The data contains Student, Gr (Grade), School, ST (State), S (Short Answers Points), P (Programming Points), T (Total Points) and Medal. I wanted to find out some basic questions
- How many are awarded in each medal category of bronze, silver and gold?
- Does the grade of the student matter? (age group analysis)
- Are there any specific states that are doing better? (geography analysis)
- How is a student ranked overall? How about by grade?
Note that ACSL website only has the data in html format and so I had to manually get it into csv format for this analysis.
So we loaded the data and added ranking fields using the handy SQL analytic function, RANK OVER.
Multi-dimensional data cube
For our analysis, we want to create a multi-dimensional cube using Grade, State and Medals.
Visuals with Charts
Medals by Grade and State
Now that the data cube is built, let's visualize them with charts.
Average scores by Grade and State
Count by Points
For each category (short answers and programming and their total), how many students scored certain number of points for each grade? This is a complex statement and not so for SQL Frames.
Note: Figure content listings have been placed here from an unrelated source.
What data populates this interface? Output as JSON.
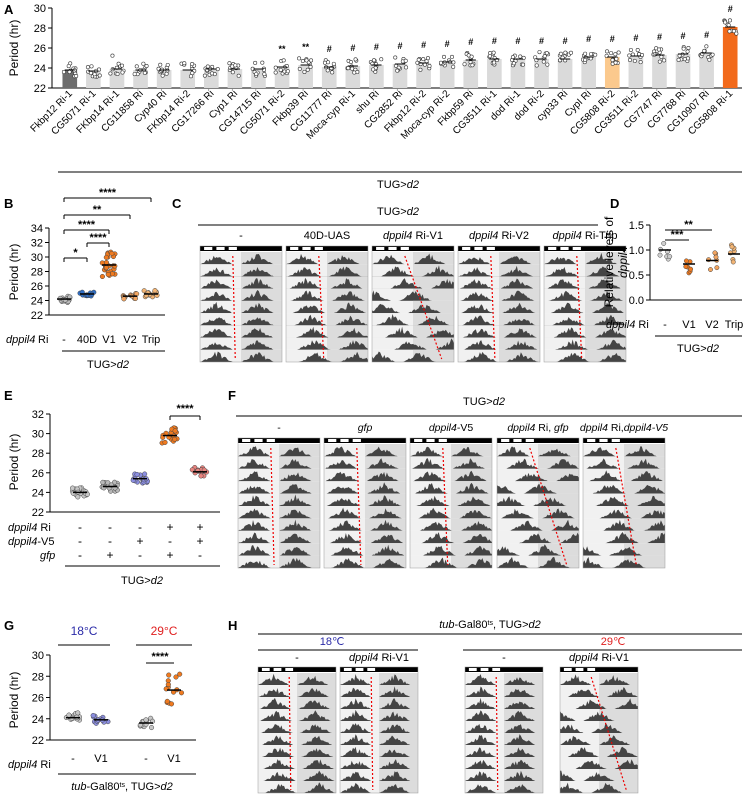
{
  "colors": {
    "dark": "#6d6d6d",
    "light": "#dadada",
    "pale": "#fbc98d",
    "orange": "#f26a1b",
    "blue": "#2b2ba8",
    "red": "#e02020",
    "violet": "#8b8ee0",
    "grey": "#c7c7c7"
  },
  "panelA": {
    "label": "A",
    "group_label": "TUG>",
    "group_label_italic": "d2",
    "chart_data": {
      "type": "bar",
      "title": "",
      "ylabel": "Period (hr)",
      "ylim": [
        22,
        30
      ],
      "yticks": [
        "22",
        "24",
        "26",
        "28",
        "30"
      ],
      "categories": [
        "Fkbp12 Ri-1",
        "CG5071 Ri-1",
        "FKbp14 Ri-1",
        "CG11858 Ri",
        "Cyp40 Ri",
        "FKbp14 Ri-2",
        "CG17266 Ri",
        "Cyp1 Ri",
        "CG14715 Ri",
        "CG5071 Ri-2",
        "Fkbp39 Ri",
        "CG11777 Ri",
        "Moca-cyp Ri-1",
        "shu Ri",
        "CG2852 Ri",
        "Fkbp12 Ri-2",
        "Moca-cyp Ri-2",
        "Fkbp59 Ri",
        "CG3511 Ri-1",
        "dod Ri-1",
        "dod Ri-2",
        "cyp33 Ri",
        "CypI Ri",
        "CG5808 Ri-2",
        "CG3511 Ri-2",
        "CG7747 Ri",
        "CG7768 Ri",
        "CG10907 Ri",
        "CG5808 Ri-1"
      ],
      "values": [
        23.8,
        23.7,
        23.9,
        23.8,
        23.8,
        23.8,
        23.9,
        23.9,
        23.9,
        24.1,
        24.3,
        24.1,
        24.2,
        24.3,
        24.4,
        24.5,
        24.6,
        24.8,
        24.9,
        24.9,
        24.9,
        24.9,
        25.1,
        25.1,
        25.2,
        25.3,
        25.4,
        25.5,
        28.1
      ],
      "annotations": [
        "",
        "",
        "",
        "",
        "",
        "",
        "",
        "",
        "",
        "**",
        "**",
        "#",
        "#",
        "#",
        "#",
        "#",
        "#",
        "#",
        "#",
        "#",
        "#",
        "#",
        "#",
        "#",
        "#",
        "#",
        "#",
        "#",
        "#"
      ]
    }
  },
  "panelB": {
    "label": "B",
    "group_label": "TUG>",
    "group_label_italic": "d2",
    "row_label": "dppil4 Ri",
    "chart_data": {
      "type": "scatter",
      "ylabel": "Period (hr)",
      "ylim": [
        22,
        34
      ],
      "yticks": [
        "22",
        "24",
        "26",
        "28",
        "30",
        "32",
        "34"
      ],
      "categories": [
        "-",
        "40D",
        "V1",
        "V2",
        "Trip"
      ],
      "means": [
        24.2,
        24.9,
        28.9,
        24.6,
        24.9
      ],
      "sig": [
        {
          "label": "*",
          "from": 0,
          "to": 1
        },
        {
          "label": "****",
          "from": 1,
          "to": 2
        },
        {
          "label": "****",
          "from": 0,
          "to": 2
        },
        {
          "label": "**",
          "from": 0,
          "to": 3
        },
        {
          "label": "****",
          "from": 0,
          "to": 4
        }
      ]
    }
  },
  "panelC": {
    "label": "C",
    "group_label": "TUG>",
    "group_label_italic": "d2",
    "headers": [
      {
        "pre": "",
        "it": "",
        "post": "-"
      },
      {
        "pre": "40D-UAS",
        "it": "",
        "post": ""
      },
      {
        "pre": "",
        "it": "dppil4",
        "post": " Ri-V1"
      },
      {
        "pre": "",
        "it": "dppil4",
        "post": " Ri-V2"
      },
      {
        "pre": "",
        "it": "dppil4",
        "post": " Ri-Trip"
      }
    ]
  },
  "panelD": {
    "label": "D",
    "group_label": "TUG>",
    "group_label_italic": "d2",
    "row_label": "dppil4 Ri",
    "chart_data": {
      "type": "scatter",
      "ylabel_line1": "Relative levels of",
      "ylabel_line2": "dppil4 mRNA",
      "ylim": [
        0.0,
        1.5
      ],
      "yticks": [
        "0.0",
        "0.5",
        "1.0",
        "1.5"
      ],
      "categories": [
        "-",
        "V1",
        "V2",
        "Trip"
      ],
      "means": [
        1.0,
        0.72,
        0.79,
        0.92
      ],
      "sig": [
        {
          "label": "***",
          "from": 0,
          "to": 1
        },
        {
          "label": "**",
          "from": 0,
          "to": 2
        }
      ]
    }
  },
  "panelE": {
    "label": "E",
    "group_label": "TUG>",
    "group_label_italic": "d2",
    "row_labels": [
      "dppil4 Ri",
      "dppil4-V5",
      "gfp"
    ],
    "row_values": [
      [
        "-",
        "-",
        "-",
        "+",
        "+"
      ],
      [
        "-",
        "-",
        "+",
        "-",
        "+"
      ],
      [
        "-",
        "+",
        "-",
        "+",
        "-"
      ]
    ],
    "chart_data": {
      "type": "scatter",
      "ylabel": "Period (hr)",
      "ylim": [
        22,
        32
      ],
      "yticks": [
        "22",
        "24",
        "26",
        "28",
        "30",
        "32"
      ],
      "means": [
        24.0,
        24.6,
        25.4,
        29.8,
        26.1
      ],
      "sig": [
        {
          "label": "****",
          "from": 3,
          "to": 4
        }
      ]
    }
  },
  "panelF": {
    "label": "F",
    "group_label": "TUG>",
    "group_label_italic": "d2",
    "headers": [
      {
        "pre": "",
        "it": "",
        "post": "-"
      },
      {
        "pre": "",
        "it": "gfp",
        "post": ""
      },
      {
        "pre": "",
        "it": "dppil4",
        "post": "-V5"
      },
      {
        "pre": "",
        "it": "dppil4",
        "post": " Ri, "
      },
      {
        "pre": "",
        "it": "dppil4",
        "post": " Ri,"
      }
    ],
    "header_suffix": [
      "",
      "",
      "",
      "gfp",
      "dppil4-V5"
    ]
  },
  "panelG": {
    "label": "G",
    "temp_low": "18°C",
    "temp_high": "29°C",
    "row_label": "dppil4 Ri",
    "group_label_pre": "tub",
    "group_label_mid": "-Gal80",
    "group_label_sup": "ts",
    "group_label_post": ", TUG>",
    "group_label_italic": "d2",
    "chart_data": {
      "type": "scatter",
      "ylabel": "Period (hr)",
      "ylim": [
        22,
        30
      ],
      "yticks": [
        "22",
        "24",
        "26",
        "28",
        "30"
      ],
      "categories": [
        "-",
        "V1",
        "-",
        "V1"
      ],
      "means": [
        24.1,
        23.9,
        23.6,
        26.7
      ],
      "sig": [
        {
          "label": "****",
          "from": 2,
          "to": 3
        }
      ]
    }
  },
  "panelH": {
    "label": "H",
    "title_pre": "tub",
    "title_mid": "-Gal80",
    "title_sup": "ts",
    "title_post": ", TUG>",
    "title_italic": "d2",
    "temp_low": "18℃",
    "temp_high": "29℃",
    "headers": [
      {
        "pre": "",
        "it": "",
        "post": "-"
      },
      {
        "pre": "",
        "it": "dppil4",
        "post": " Ri-V1"
      },
      {
        "pre": "",
        "it": "",
        "post": "-"
      },
      {
        "pre": "",
        "it": "dppil4",
        "post": " Ri-V1"
      }
    ]
  }
}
By leveraging the UNPIVOT SQL construct and the dynamic grid charts we will be able to easily do this analysis.
What the data tells us?
The above charts tell us the following
- 4th grade is good enough to learn theory but too early for programming
- 6th graders can compete enough to start getting medals
- 6th graders clearly separated as two clusters in programming, those with 17 and above and the rest.
- overall score gradually increases with grade (obvious but better backed by data)
- majority of the gold medals went to the 9th graders
- disproportionate participation from California and Virginia
This is why, given my son is in 6th grade, I think he has done relatively pretty well that too with a score of 20 on 20 in the programming part of the context.
I wanted to showcase using SQL Frames to analyze publicly available data in a blog and thought this is a great opportunity to do so using my own personal use case.